I’m asking you to join me (Action Comics #1033 comic review)
Action Comics # 1033
Writer: Philip Kennedy Johnson
Artist: Daniel Sampere
Colorist: Andriad Lucas
Letterer: Dave Sharpe
Action Comics has been focusing on Warworld and all the fallout surrounding that story. Unlike the Superman comic, Clark Kent is Superman here. Superman is dealing with two main issues here. There has been a piece of Genesis that is currently in Atlantis. It is a power source of unlimited capabilities. The battle over this important power source has sparked a possible war with Atlantis. The piece of Genesis crashed into the ocean from a Warworld refugee ship, which is the second issue Superman has to face. The refugees are a mix of prisoners from Warworld, and some have a connection with Krypton. Overall there are a lot of mysteries building in this arc of Action Comics, that will seemingly fill in the blanks that lead to Superman not being on Earth any longer.
Since it is still in the middle of the arc, the story is starting to join the elements together. Superman and the Justice League are at odds with each other. They don’t know which problem to tackle first. Superman is focused on Warworld, as it is the catalyst for all the issues. Some other members of The League feel that the more pressing issue is the war with Atlantis on Earth. Superman does deal with the issues on Earth and does so in his typical way, trying to keep the peace without getting into a battle. The Atlantians are reasonably agitated, as the issue starts with an American invasion (seemingly) trying to forcefully take the piece of Genesis from them. The refugee situation also has a new twist. Mogul, Leader of Warworld, is somehow able to “activate” some of the refugees and force them to attack. This gives a bit of insight into why he allowed them to escape in the first place. Nothing is solved in this comic as the pieces are set for the next half of the arc.

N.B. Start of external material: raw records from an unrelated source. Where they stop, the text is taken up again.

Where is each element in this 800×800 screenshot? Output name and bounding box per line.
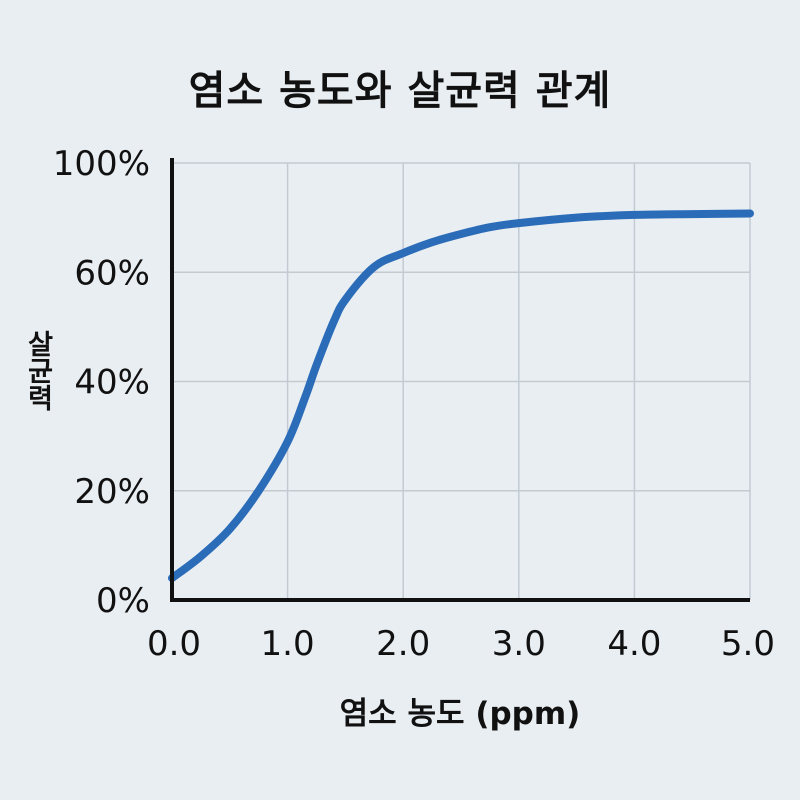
y-tick-label: 100%: [53, 144, 150, 184]
y-tick-label: 0%: [96, 581, 150, 621]
gridlines: [172, 162, 751, 600]
x-tick-label: 2.0: [376, 624, 430, 664]
axes: [170, 158, 750, 602]
x-tick-label: 3.0: [492, 624, 546, 664]
y-tick-label: 20%: [74, 472, 150, 512]
x-tick-labels: 0.0 1.0 2.0 3.0 4.0 5.0: [147, 624, 775, 664]
series-group: [168, 209, 754, 583]
x-axis-label: 염소 농도 (ppm): [339, 696, 581, 732]
y-tick-labels: 0% 20% 40% 60% 100%: [53, 144, 150, 621]
x-tick-label: 1.0: [261, 624, 315, 664]
x-tick-label: 5.0: [721, 624, 775, 664]
chart-title: 염소 농도와 살균력 관계: [188, 68, 612, 114]
y-tick-label: 40%: [74, 363, 150, 403]
y-axis-label: 살균력: [22, 330, 53, 411]
y-tick-label: 60%: [74, 253, 150, 293]
x-tick-label: 4.0: [607, 624, 661, 664]
x-tick-label: 0.0: [147, 624, 201, 664]
series-line: [168, 209, 754, 583]
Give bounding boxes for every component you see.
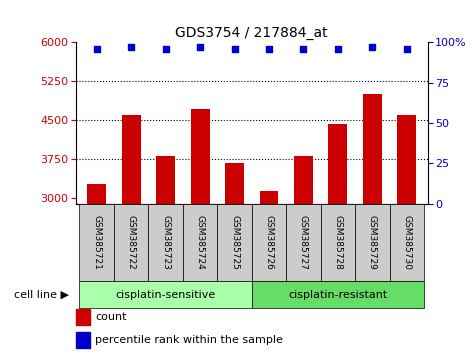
Bar [398, 115, 416, 204]
Bar [259, 190, 278, 204]
Bar [328, 124, 347, 204]
Text: GSM385725: GSM385725 [230, 215, 239, 270]
Bar [190, 109, 209, 204]
Text: GSM385730: GSM385730 [402, 215, 411, 270]
Bar [183, 204, 217, 281]
Bar [355, 204, 390, 281]
Point [196, 45, 204, 50]
Point [300, 46, 307, 52]
Text: GSM385721: GSM385721 [92, 215, 101, 270]
Point [403, 46, 410, 52]
Bar [321, 204, 355, 281]
Text: GSM385724: GSM385724 [196, 215, 205, 270]
Bar [114, 204, 148, 281]
Text: GSM385728: GSM385728 [333, 215, 342, 270]
Bar [363, 95, 382, 204]
Text: cell line ▶: cell line ▶ [14, 290, 69, 300]
Text: GSM385729: GSM385729 [368, 215, 377, 270]
Point [265, 46, 273, 52]
Point [162, 46, 170, 52]
Text: GSM385722: GSM385722 [127, 215, 136, 270]
Bar [225, 163, 244, 204]
Text: GSM385726: GSM385726 [265, 215, 274, 270]
Text: cisplatin-resistant: cisplatin-resistant [288, 290, 388, 300]
Point [334, 46, 342, 52]
Bar [76, 309, 90, 325]
Text: percentile rank within the sample: percentile rank within the sample [95, 335, 283, 346]
Bar [286, 204, 321, 281]
Bar [252, 281, 424, 308]
Text: GSM385727: GSM385727 [299, 215, 308, 270]
Bar [122, 115, 141, 204]
Bar [390, 204, 424, 281]
Bar [79, 204, 114, 281]
Bar [148, 204, 183, 281]
Bar [79, 281, 252, 308]
Point [231, 46, 238, 52]
Bar [76, 332, 90, 348]
Title: GDS3754 / 217884_at: GDS3754 / 217884_at [175, 26, 328, 40]
Text: count: count [95, 312, 127, 322]
Text: GSM385723: GSM385723 [161, 215, 170, 270]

This is a great book, and I appreciate how it is balancing out the Superman line of comics. Superman gets to be Jonathan Kent’s time to shine, while Action Comics focuses on Clark. They play in the same universe but offer different things. Philip Kennedy Johnson is crafting a really intriguing mystery here, that is also fleshing out the Superman mythos. The refugees with ties to Kryton are really interesting. The piece of Genesis seems to be some sort of celestial horror, which I have not seen in Superman comics before, and Johnson is really making it work. Often writers juggle too much and can’t carry the weight of each element. Johnson can make every single plot thread fun to read, and he never leans hard on exposition. His comics are dense but also quick to read. So far he has been a great fit for the title and I can’t remember the last time I was this excited to read the entire Superman line monthly.
Daniel Sampere’s art here is still fantastic, if anything it is getting better. He is really finding his groove on this title and can handle so many different characters, locations, and shifting tones. Some highlights in this issue would be the stand-off between Atlantis and the US Navy. The Atlantian ships seem truly out of this world and unique. Every vessel tells a story about itself. These details that are shown and never explained really elevate the entire comic.
Summary While Superman has a new lead character, Action Comics continues the adventures of Kal El as he deals with the fallout of Warworld. This is a worthwhile comic to pick up, as the entire Superman line of comics has not been this intriguing in a long time.